To Wayans' credit, the movie isn't a complete bust. In fact, it starts out strongly with a devilishly funny parody of The Exorcist. (It really has nothing to do with the rest of the film, but who cares?) James Woods, filling in for Marlon Brando (who was unable to play the role due to illness), deadpans the part of the exorcist, who has a unique solution to the problem of a girl who is possessed. Aside from The Exorcist spoof, there are other successful bits and pieces - a cat fight (I wish the animals in Cats and Dogs showed this kind of tenacity), a scene in which the tables are turned on a bogeyman under a bed, and a brief Charlie's Angels take-off. Far less effective are other satirical vignettes, such as the lampooning of the latest round of Nike basketball commercials or the references to Hollow Man, What Lies Beneath, and other recent horror films.
Scary Movie 2 was put together in a very short time, with Dimension unwilling to delay the release date, and this may have contributed to the film's rushed, sloppy feel. The number of cameos is surprisingly lean. James Woods is one of the few recognizable faces to grace the screen, and he wasn't Wayans' first choice for the role. (I kept imagining how Brando would have played some of the scenes.)
Unfortunately, the elements of Scary Movie 2 that work are dwarfed by those that fail.

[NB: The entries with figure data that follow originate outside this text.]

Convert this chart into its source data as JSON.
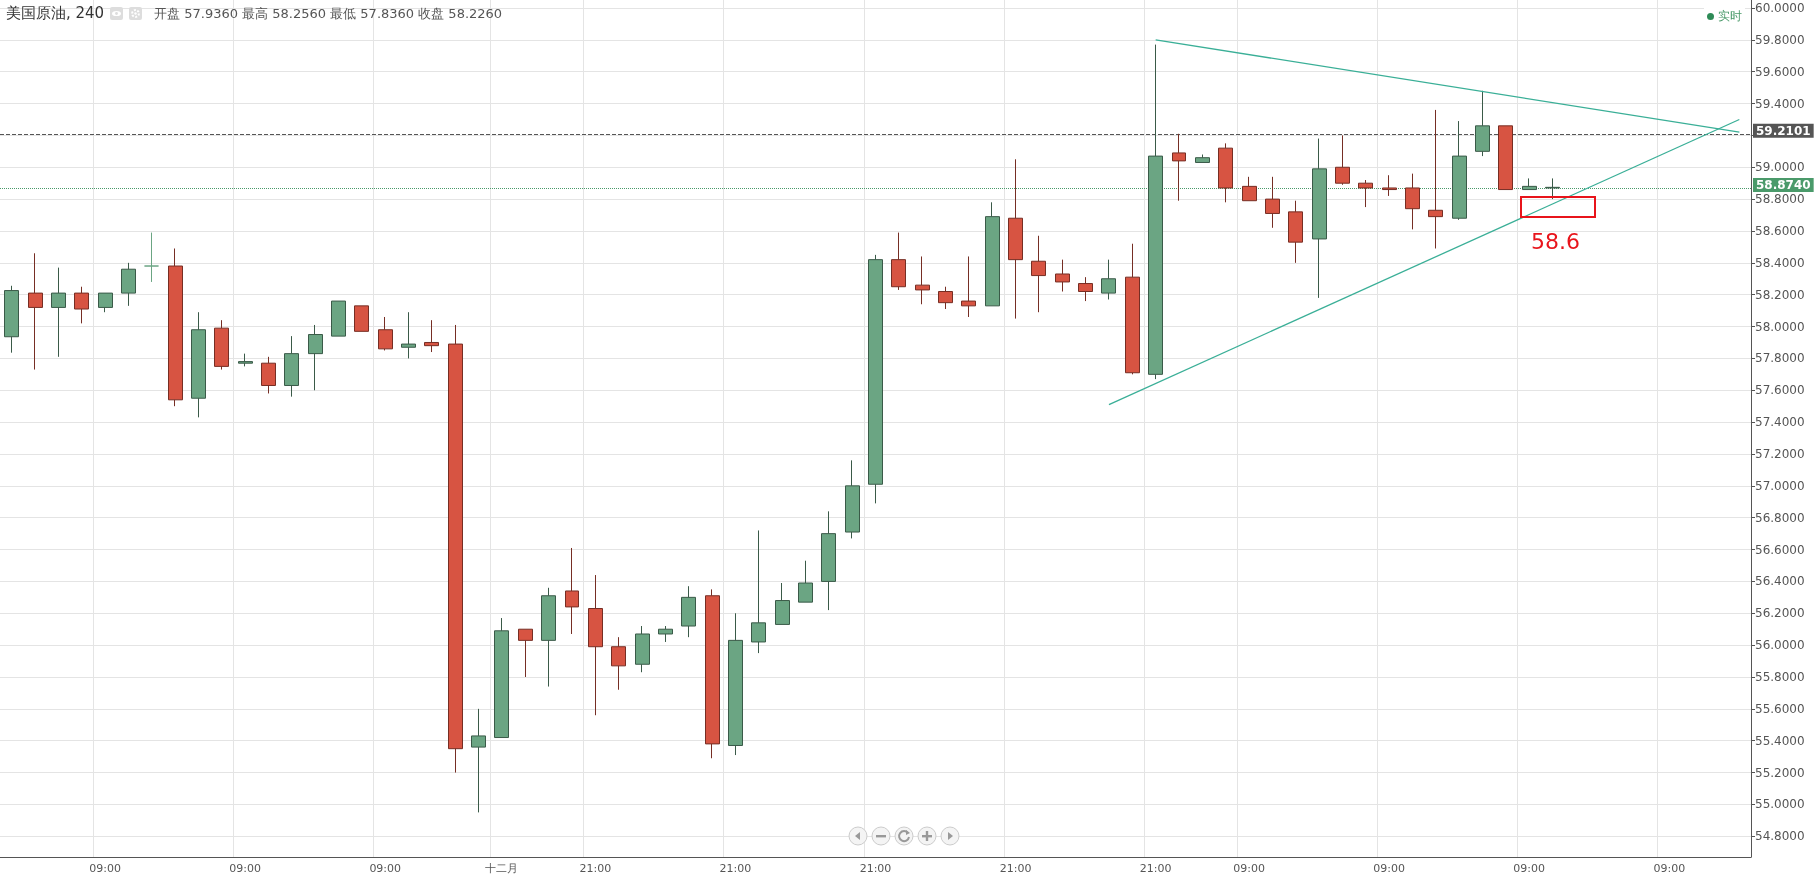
{
  "chart_data": {
    "type": "candlestick",
    "title": "美国原油, 240",
    "subtitle": "开盘 57.9360 最高 58.2560 最低 57.8360 收盘 58.2260",
    "categories": [
      null,
      null,
      null,
      null,
      "09:00",
      null,
      null,
      null,
      null,
      null,
      "09:00",
      null,
      null,
      null,
      null,
      null,
      "09:00",
      null,
      null,
      null,
      null,
      "十二月",
      null,
      null,
      null,
      "21:00",
      null,
      null,
      null,
      null,
      null,
      "21:00",
      null,
      null,
      null,
      null,
      null,
      "21:00",
      null,
      null,
      null,
      null,
      null,
      "21:00",
      null,
      null,
      null,
      null,
      null,
      "21:00",
      null,
      null,
      null,
      "09:00",
      null,
      null,
      null,
      null,
      null,
      "09:00",
      null,
      null,
      null,
      null,
      null,
      "09:00",
      null,
      null,
      null,
      null,
      null,
      "09:00",
      null,
      null,
      null
    ],
    "ohlc": [
      [
        57.936,
        58.256,
        57.836,
        58.226
      ],
      [
        58.21,
        58.46,
        57.73,
        58.12
      ],
      [
        58.12,
        58.37,
        57.81,
        58.21
      ],
      [
        58.21,
        58.25,
        58.02,
        58.11
      ],
      [
        58.12,
        58.21,
        58.09,
        58.21
      ],
      [
        58.21,
        58.4,
        58.13,
        58.36
      ],
      [
        58.38,
        58.59,
        58.28,
        58.38
      ],
      [
        58.38,
        58.49,
        57.5,
        57.54
      ],
      [
        57.55,
        58.09,
        57.43,
        57.98
      ],
      [
        57.99,
        58.04,
        57.73,
        57.75
      ],
      [
        57.77,
        57.83,
        57.75,
        57.78
      ],
      [
        57.77,
        57.81,
        57.58,
        57.63
      ],
      [
        57.63,
        57.94,
        57.56,
        57.83
      ],
      [
        57.83,
        58.01,
        57.6,
        57.95
      ],
      [
        57.94,
        58.16,
        57.94,
        58.16
      ],
      [
        58.13,
        58.13,
        57.97,
        57.97
      ],
      [
        57.98,
        58.06,
        57.85,
        57.86
      ],
      [
        57.87,
        58.09,
        57.8,
        57.89
      ],
      [
        57.9,
        58.04,
        57.84,
        57.88
      ],
      [
        57.89,
        58.01,
        55.2,
        55.35
      ],
      [
        55.36,
        55.6,
        54.95,
        55.43
      ],
      [
        55.42,
        56.17,
        55.42,
        56.09
      ],
      [
        56.1,
        56.1,
        55.8,
        56.03
      ],
      [
        56.03,
        56.36,
        55.74,
        56.31
      ],
      [
        56.34,
        56.61,
        56.07,
        56.24
      ],
      [
        56.23,
        56.44,
        55.56,
        55.99
      ],
      [
        55.99,
        56.05,
        55.72,
        55.87
      ],
      [
        55.88,
        56.12,
        55.83,
        56.07
      ],
      [
        56.07,
        56.12,
        56.02,
        56.1
      ],
      [
        56.12,
        56.37,
        56.05,
        56.3
      ],
      [
        56.31,
        56.35,
        55.29,
        55.38
      ],
      [
        55.37,
        56.2,
        55.31,
        56.03
      ],
      [
        56.02,
        56.72,
        55.95,
        56.14
      ],
      [
        56.13,
        56.39,
        56.13,
        56.28
      ],
      [
        56.27,
        56.53,
        56.27,
        56.39
      ],
      [
        56.4,
        56.84,
        56.22,
        56.7
      ],
      [
        56.71,
        57.16,
        56.67,
        57.0
      ],
      [
        57.01,
        58.45,
        56.89,
        58.42
      ],
      [
        58.42,
        58.59,
        58.23,
        58.25
      ],
      [
        58.26,
        58.44,
        58.14,
        58.23
      ],
      [
        58.22,
        58.25,
        58.11,
        58.15
      ],
      [
        58.16,
        58.44,
        58.06,
        58.13
      ],
      [
        58.13,
        58.78,
        58.13,
        58.69
      ],
      [
        58.68,
        59.05,
        58.05,
        58.42
      ],
      [
        58.41,
        58.57,
        58.09,
        58.32
      ],
      [
        58.33,
        58.42,
        58.22,
        58.28
      ],
      [
        58.27,
        58.31,
        58.16,
        58.22
      ],
      [
        58.21,
        58.42,
        58.17,
        58.3
      ],
      [
        58.31,
        58.52,
        57.7,
        57.71
      ],
      [
        57.7,
        59.77,
        57.67,
        59.07
      ],
      [
        59.09,
        59.21,
        58.79,
        59.04
      ],
      [
        59.03,
        59.08,
        59.03,
        59.06
      ],
      [
        59.12,
        59.15,
        58.78,
        58.87
      ],
      [
        58.88,
        58.94,
        58.79,
        58.79
      ],
      [
        58.8,
        58.94,
        58.62,
        58.71
      ],
      [
        58.72,
        58.79,
        58.4,
        58.53
      ],
      [
        58.55,
        59.18,
        58.18,
        58.99
      ],
      [
        59.0,
        59.2,
        58.89,
        58.9
      ],
      [
        58.9,
        58.92,
        58.75,
        58.87
      ],
      [
        58.87,
        58.95,
        58.82,
        58.86
      ],
      [
        58.87,
        58.96,
        58.61,
        58.74
      ],
      [
        58.73,
        59.36,
        58.49,
        58.69
      ],
      [
        58.68,
        59.29,
        58.67,
        59.07
      ],
      [
        59.1,
        59.48,
        59.07,
        59.26
      ],
      [
        59.26,
        59.26,
        58.86,
        58.86
      ],
      [
        58.86,
        58.93,
        58.86,
        58.88
      ],
      [
        58.87,
        58.93,
        58.8,
        58.874
      ],
      null,
      null,
      null,
      null,
      null,
      null,
      null,
      null
    ],
    "colors": [
      "#6ba583",
      "#d75442",
      "#6ba583",
      "#d75442",
      "#6ba583",
      "#6ba583",
      "#6ba583",
      "#d75442",
      "#6ba583",
      "#d75442",
      "#6ba583",
      "#d75442",
      "#6ba583",
      "#6ba583",
      "#6ba583",
      "#d75442",
      "#d75442",
      "#6ba583",
      "#d75442",
      "#d75442",
      "#6ba583",
      "#6ba583",
      "#d75442",
      "#6ba583",
      "#d75442",
      "#d75442",
      "#d75442",
      "#6ba583",
      "#6ba583",
      "#6ba583",
      "#d75442",
      "#6ba583",
      "#6ba583",
      "#6ba583",
      "#6ba583",
      "#6ba583",
      "#6ba583",
      "#6ba583",
      "#d75442",
      "#d75442",
      "#d75442",
      "#d75442",
      "#6ba583",
      "#d75442",
      "#d75442",
      "#d75442",
      "#d75442",
      "#6ba583",
      "#d75442",
      "#6ba583",
      "#d75442",
      "#6ba583",
      "#d75442",
      "#d75442",
      "#d75442",
      "#d75442",
      "#6ba583",
      "#d75442",
      "#d75442",
      "#d75442",
      "#d75442",
      "#d75442",
      "#6ba583",
      "#6ba583",
      "#d75442",
      "#6ba583",
      "#6ba583",
      null,
      null,
      null,
      null,
      null,
      null,
      null,
      null
    ],
    "series": [
      {
        "type": "line",
        "color": "#3aaf97",
        "values": [
          null,
          null,
          null,
          null,
          null,
          null,
          null,
          null,
          null,
          null,
          null,
          null,
          null,
          null,
          null,
          null,
          null,
          null,
          null,
          null,
          null,
          null,
          null,
          null,
          null,
          null,
          null,
          null,
          null,
          null,
          null,
          null,
          null,
          null,
          null,
          null,
          null,
          null,
          null,
          null,
          null,
          null,
          null,
          null,
          null,
          null,
          null,
          null,
          null,
          59.8,
          null,
          null,
          null,
          null,
          null,
          null,
          null,
          null,
          null,
          null,
          null,
          null,
          null,
          null,
          null,
          null,
          null,
          null,
          null,
          null,
          null,
          null,
          null,
          null,
          59.22
        ]
      },
      {
        "type": "line",
        "color": "#3aaf97",
        "values": [
          null,
          null,
          null,
          null,
          null,
          null,
          null,
          null,
          null,
          null,
          null,
          null,
          null,
          null,
          null,
          null,
          null,
          null,
          null,
          null,
          null,
          null,
          null,
          null,
          null,
          null,
          null,
          null,
          null,
          null,
          null,
          null,
          null,
          null,
          null,
          null,
          null,
          null,
          null,
          null,
          null,
          null,
          null,
          null,
          null,
          null,
          null,
          57.51,
          null,
          null,
          null,
          null,
          null,
          null,
          null,
          null,
          null,
          null,
          null,
          null,
          null,
          null,
          null,
          null,
          null,
          null,
          null,
          null,
          null,
          null,
          null,
          null,
          null,
          null,
          59.3
        ]
      }
    ],
    "ylim": [
      54.67,
      60.05
    ],
    "yticks": [
      {
        "value": 54.8,
        "label": "54.8000"
      },
      {
        "value": 55.0,
        "label": "55.0000"
      },
      {
        "value": 55.2,
        "label": "55.2000"
      },
      {
        "value": 55.4,
        "label": "55.4000"
      },
      {
        "value": 55.6,
        "label": "55.6000"
      },
      {
        "value": 55.8,
        "label": "55.8000"
      },
      {
        "value": 56.0,
        "label": "56.0000"
      },
      {
        "value": 56.2,
        "label": "56.2000"
      },
      {
        "value": 56.4,
        "label": "56.4000"
      },
      {
        "value": 56.6,
        "label": "56.6000"
      },
      {
        "value": 56.8,
        "label": "56.8000"
      },
      {
        "value": 57.0,
        "label": "57.0000"
      },
      {
        "value": 57.2,
        "label": "57.2000"
      },
      {
        "value": 57.4,
        "label": "57.4000"
      },
      {
        "value": 57.6,
        "label": "57.6000"
      },
      {
        "value": 57.8,
        "label": "57.8000"
      },
      {
        "value": 58.0,
        "label": "58.0000"
      },
      {
        "value": 58.2,
        "label": "58.2000"
      },
      {
        "value": 58.4,
        "label": "58.4000"
      },
      {
        "value": 58.6,
        "label": "58.6000"
      },
      {
        "value": 58.8,
        "label": "58.8000"
      },
      {
        "value": 59.0,
        "label": "59.0000"
      },
      {
        "value": 59.2,
        "label": null
      },
      {
        "value": 59.4,
        "label": "59.4000"
      },
      {
        "value": 59.6,
        "label": "59.6000"
      },
      {
        "value": 59.8,
        "label": "59.8000"
      },
      {
        "value": 60.0,
        "label": "60.0000"
      }
    ],
    "ref_lines": [
      {
        "axis": "y",
        "value": 59.2101,
        "label": "59.2101",
        "color": "#555555",
        "line_style": "dashed"
      },
      {
        "axis": "y",
        "value": 58.874,
        "label": "58.8740",
        "color": "#4a9a6a",
        "line_style": "dotted"
      }
    ],
    "annotations": [
      "实时",
      "58.6"
    ],
    "grid": true,
    "marker": "none"
  }
}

The picture is characterized by long laugh-less stretches - death to a film virtually devoid of plot and characterization. As was true of Airplane and The Naked Gun, Scary Movie was a one-shot deal. It can not effectively be reconstituted or appended to. Like Blair Witch 2, this sequel bears the obvious stench of crass commercialism ungilded by pious mouthings of a "creative vision." Once the well is dry, further attempts to bring up water yield only mud. One needs look no further than Scary Movie 2 to see the truth of that statement.